Sentry LLM Monitoring offers organizations rich debugging context, and visibility into the cost and performance of applications calling LLMs. Developers get better visibility into their LLM-powered applications with automatic token cost and usage calculations for their LLMs. Developers can identify the root cause of an issue fast with detailed debugging context, like the model version, user prompts, and the sequence of calls to the LLM. With real-time visibility into errors, performance bottlenecks and cost, organizations can make their LLM-powered applications more effective and efficient.

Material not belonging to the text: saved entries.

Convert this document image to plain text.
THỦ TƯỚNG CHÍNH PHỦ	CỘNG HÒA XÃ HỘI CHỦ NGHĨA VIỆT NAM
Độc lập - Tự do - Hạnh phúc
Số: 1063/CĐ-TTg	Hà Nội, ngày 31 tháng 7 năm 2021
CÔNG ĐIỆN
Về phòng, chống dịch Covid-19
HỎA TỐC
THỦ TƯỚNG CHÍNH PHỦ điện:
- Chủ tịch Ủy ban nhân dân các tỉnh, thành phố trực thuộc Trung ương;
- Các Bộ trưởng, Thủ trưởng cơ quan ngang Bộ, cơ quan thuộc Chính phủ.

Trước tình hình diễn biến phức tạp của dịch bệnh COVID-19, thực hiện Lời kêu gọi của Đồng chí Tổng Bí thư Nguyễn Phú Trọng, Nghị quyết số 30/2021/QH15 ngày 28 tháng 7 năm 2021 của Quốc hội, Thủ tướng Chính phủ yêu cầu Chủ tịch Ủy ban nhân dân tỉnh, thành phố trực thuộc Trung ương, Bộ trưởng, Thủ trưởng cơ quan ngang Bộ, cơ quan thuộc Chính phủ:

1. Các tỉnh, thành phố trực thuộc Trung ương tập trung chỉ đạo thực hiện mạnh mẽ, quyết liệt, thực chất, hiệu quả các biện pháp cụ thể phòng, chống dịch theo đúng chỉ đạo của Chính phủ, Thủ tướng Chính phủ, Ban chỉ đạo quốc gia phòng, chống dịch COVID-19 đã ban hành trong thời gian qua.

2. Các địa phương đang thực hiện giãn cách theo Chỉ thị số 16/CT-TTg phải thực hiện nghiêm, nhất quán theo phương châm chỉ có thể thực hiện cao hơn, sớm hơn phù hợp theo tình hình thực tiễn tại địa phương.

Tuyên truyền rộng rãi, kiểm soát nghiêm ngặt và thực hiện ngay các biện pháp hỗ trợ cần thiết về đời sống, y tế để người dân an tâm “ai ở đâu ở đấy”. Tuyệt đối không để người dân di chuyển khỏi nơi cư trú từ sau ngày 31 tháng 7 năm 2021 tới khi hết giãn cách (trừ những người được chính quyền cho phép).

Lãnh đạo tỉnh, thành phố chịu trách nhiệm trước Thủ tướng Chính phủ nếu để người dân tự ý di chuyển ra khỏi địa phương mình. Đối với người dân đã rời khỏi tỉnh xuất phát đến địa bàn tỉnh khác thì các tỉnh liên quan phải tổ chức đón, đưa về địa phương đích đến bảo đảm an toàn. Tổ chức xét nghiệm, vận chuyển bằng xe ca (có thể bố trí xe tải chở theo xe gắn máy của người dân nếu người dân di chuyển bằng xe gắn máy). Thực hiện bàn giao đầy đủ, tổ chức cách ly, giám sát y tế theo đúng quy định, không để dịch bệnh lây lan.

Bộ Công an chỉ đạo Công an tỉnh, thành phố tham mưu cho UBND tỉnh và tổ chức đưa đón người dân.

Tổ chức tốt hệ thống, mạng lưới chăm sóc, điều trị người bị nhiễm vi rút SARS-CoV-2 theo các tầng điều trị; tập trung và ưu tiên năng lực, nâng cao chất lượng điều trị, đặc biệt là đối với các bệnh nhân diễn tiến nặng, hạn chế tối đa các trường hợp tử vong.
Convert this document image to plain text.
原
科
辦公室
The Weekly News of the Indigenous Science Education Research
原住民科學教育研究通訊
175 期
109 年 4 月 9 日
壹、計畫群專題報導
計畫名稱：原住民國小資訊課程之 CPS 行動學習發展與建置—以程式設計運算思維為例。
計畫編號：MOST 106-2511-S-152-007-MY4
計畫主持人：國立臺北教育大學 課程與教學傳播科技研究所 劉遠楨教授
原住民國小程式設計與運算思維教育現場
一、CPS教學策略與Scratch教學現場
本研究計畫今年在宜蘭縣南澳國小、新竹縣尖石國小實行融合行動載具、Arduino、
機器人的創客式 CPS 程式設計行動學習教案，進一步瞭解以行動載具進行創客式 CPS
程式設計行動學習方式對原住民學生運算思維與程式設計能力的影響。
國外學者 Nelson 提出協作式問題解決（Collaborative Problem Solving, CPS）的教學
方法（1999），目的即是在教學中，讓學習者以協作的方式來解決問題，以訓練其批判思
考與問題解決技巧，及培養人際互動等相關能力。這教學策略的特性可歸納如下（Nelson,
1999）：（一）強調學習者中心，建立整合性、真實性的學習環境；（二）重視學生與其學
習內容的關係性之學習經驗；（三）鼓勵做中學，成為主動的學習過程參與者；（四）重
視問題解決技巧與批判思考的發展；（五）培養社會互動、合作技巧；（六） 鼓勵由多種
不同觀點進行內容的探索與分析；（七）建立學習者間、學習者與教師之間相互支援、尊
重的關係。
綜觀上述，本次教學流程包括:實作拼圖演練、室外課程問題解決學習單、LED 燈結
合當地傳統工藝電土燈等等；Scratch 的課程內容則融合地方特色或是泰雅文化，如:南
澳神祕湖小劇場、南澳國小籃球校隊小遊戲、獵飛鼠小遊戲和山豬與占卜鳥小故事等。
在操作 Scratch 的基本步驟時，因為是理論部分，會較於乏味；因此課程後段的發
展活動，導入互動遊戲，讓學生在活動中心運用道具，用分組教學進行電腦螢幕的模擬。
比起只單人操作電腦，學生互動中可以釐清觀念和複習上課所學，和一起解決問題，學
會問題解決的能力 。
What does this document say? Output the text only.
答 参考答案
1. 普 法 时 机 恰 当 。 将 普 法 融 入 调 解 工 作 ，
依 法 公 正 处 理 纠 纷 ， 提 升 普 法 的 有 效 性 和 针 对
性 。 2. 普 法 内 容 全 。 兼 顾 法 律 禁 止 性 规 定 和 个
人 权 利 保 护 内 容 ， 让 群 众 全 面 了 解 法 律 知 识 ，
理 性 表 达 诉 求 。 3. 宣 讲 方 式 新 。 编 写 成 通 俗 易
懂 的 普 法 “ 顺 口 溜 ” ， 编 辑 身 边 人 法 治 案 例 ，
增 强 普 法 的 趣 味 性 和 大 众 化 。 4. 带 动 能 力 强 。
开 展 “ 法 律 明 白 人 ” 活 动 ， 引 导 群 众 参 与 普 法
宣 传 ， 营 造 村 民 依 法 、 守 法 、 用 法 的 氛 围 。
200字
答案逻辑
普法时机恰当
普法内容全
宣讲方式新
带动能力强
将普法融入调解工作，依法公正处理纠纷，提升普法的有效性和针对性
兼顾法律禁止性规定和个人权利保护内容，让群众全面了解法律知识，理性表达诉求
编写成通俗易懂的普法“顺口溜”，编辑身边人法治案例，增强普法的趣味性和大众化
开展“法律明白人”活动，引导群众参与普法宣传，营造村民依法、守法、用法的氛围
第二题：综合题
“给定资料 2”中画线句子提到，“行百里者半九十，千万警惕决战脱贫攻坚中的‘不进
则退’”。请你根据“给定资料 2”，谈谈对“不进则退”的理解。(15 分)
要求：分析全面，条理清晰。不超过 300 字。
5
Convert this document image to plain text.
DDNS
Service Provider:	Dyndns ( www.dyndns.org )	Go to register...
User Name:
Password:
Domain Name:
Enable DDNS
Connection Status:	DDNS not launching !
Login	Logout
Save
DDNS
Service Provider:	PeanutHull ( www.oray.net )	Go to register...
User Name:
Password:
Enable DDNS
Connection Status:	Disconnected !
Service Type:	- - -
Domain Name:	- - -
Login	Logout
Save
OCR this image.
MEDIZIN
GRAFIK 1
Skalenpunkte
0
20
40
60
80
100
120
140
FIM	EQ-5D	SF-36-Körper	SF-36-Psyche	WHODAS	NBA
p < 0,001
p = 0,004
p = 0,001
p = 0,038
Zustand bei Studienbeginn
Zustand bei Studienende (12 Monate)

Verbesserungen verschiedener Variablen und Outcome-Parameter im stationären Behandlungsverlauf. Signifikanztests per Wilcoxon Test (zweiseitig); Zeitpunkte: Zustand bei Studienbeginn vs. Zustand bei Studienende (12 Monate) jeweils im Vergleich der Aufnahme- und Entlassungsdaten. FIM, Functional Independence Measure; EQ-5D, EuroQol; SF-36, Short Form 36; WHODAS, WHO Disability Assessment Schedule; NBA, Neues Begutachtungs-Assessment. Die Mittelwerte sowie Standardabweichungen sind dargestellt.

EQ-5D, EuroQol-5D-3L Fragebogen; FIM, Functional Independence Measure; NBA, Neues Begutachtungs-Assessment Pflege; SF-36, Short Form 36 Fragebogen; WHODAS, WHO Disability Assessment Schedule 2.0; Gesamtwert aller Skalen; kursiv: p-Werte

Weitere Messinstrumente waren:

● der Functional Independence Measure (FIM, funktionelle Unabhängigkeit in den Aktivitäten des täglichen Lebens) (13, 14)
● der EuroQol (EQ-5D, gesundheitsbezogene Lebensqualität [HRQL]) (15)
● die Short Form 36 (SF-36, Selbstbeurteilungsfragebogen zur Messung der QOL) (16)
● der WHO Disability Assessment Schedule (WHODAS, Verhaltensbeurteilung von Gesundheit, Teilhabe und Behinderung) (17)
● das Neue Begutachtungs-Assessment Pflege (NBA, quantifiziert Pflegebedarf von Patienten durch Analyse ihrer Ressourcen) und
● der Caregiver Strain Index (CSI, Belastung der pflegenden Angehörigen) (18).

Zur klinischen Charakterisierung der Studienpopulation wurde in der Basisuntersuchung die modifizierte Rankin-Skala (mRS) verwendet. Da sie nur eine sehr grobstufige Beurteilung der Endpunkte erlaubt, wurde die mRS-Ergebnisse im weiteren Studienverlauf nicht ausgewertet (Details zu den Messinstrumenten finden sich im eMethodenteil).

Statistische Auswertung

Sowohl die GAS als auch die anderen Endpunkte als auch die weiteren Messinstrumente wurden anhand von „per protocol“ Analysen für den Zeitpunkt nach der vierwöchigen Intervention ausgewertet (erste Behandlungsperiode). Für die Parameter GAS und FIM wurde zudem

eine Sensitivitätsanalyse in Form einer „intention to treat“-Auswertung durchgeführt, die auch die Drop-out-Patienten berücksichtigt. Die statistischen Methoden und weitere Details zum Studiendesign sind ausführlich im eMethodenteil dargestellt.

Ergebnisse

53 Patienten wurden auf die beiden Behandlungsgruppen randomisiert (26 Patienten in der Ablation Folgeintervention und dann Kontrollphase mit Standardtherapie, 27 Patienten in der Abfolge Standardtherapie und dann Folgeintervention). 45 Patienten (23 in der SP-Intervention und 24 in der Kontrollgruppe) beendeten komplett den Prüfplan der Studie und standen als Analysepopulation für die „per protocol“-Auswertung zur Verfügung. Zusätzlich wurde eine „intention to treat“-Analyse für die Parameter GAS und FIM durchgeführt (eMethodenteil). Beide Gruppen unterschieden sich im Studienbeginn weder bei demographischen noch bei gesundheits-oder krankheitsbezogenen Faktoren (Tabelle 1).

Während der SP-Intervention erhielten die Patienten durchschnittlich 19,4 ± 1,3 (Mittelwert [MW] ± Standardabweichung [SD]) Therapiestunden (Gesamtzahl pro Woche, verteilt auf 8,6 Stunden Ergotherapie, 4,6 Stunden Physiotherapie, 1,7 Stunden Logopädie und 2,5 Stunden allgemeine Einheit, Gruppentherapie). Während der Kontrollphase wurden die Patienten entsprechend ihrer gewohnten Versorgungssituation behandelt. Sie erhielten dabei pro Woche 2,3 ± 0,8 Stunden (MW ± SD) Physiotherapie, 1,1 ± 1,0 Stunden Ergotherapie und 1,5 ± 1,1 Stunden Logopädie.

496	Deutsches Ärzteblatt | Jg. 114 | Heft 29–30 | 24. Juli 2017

Sentry LLM Monitoring is for you if:

You want to understand the costs of your LLMs in production, and set alerts on cost overruns.
It's currently difficult to debug issues with your LLMs, especially subjective failures like bad responses.
You want to understand the performance of LLMs in the context of other operations like database calls and HTTP servers.

Core Features

Tracking token usage and cost across multiple LLM models in real-time.
Alerting on token usage and cost.
Detailed debugging context like the model version, prompt and the sequence calls made to the LLM.
Visibility of token usage, cost and performance by AI pipeline.

Getting started

Sentry LLM Monitoring is automatically enabled for users of the Sentry Python SDK. You can also use our provided decorators to manually create AI pipelines and store token usage information.

You'll need:

LangChain, or a Python function instrumented with @ai_track that calls one or more LLMs.
One of the official Python packages for OpenAI, Anthropic, Huggingface Hub, or Cohere, or explicit token usage measurements with the record_token_usage function.